A school icon and essential part of Hobo Day tradition, the Bummobile has been completely refurbished after a near 2,000-mile trip to the West Coast.

The 1912 Model T. Ford was hauled by SDSU alumnus Harold C. Hohbach to Palo Alto, Calif., where it was restored from the inside out.

On Oct. 4, 2008, Hohbach, a 1943 electrical engineering graduate, hauled the Bummobile to his own workshop, where the restoration took place. The car’s nearly year-long rest time on the West Coast has been deemed worthwhile by several people who have viewed the vehicle.

“I was in awe, absolute awe of how beautiful it was,” said V.J. Smith, former Alumni Association director.

While in California, the vehicle underwent many changes, including a restoration of its original dark blue exterior, a completely rebuilt engine, new wheels and tires, an original brass kerosene side lamp, rear lamps and a brass horn, Hohbach said in a recent article featured in STATE Magazine.

After reports of a small accident, restoration from the inside out was deemed necessary for the Bummobile to be safe for its users. According to an article in The Collegian in 2008, the Bummobile ran into Waneta Hall because of issues with the brakes.

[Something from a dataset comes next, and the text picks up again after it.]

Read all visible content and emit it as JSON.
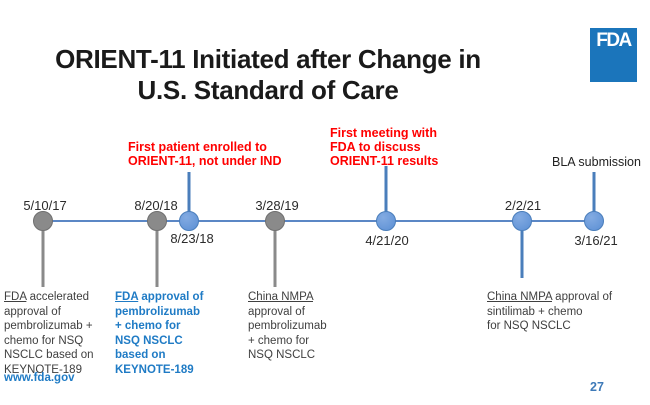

This year’s Grand Pooba, Megan Schiferl, has already made an appearance in the restored Bummobile at the Convocation Ceremony earlier this fall.

“It is such a symbol of the school, and the fact that it’s completely redone and we get to showcase this year, is just epic,” said Schiferl.

In addition to escorting royalty in the Hobo Day parade on Oct. 24, Schiferl said the Model T. Ford will be on permanent display in The Union once construction and remodeling of the current Union expansion is completed.

Oct. 24 marks the first parade appearance of the refurbished Bummobile, and people will have the chance to see for themselves what all the talk is about.

“It’s nice to have something that we can be really proud of this year,” said pre-med major Katherine Huber.

Total costs of the renovation process were projected to be around $60,000, according to Jennifer Novotny, director of The Union, in a 2008 Collegian article.

Hohback said in the magazine article that his $20,000 estimate was thrown out the window as the refurbishing process continued. Exact costs and expenditures of the renovation process have yet to be verified.

“I think it was very much so worth the money,” said Huber. “It looks so much more snazzy now.”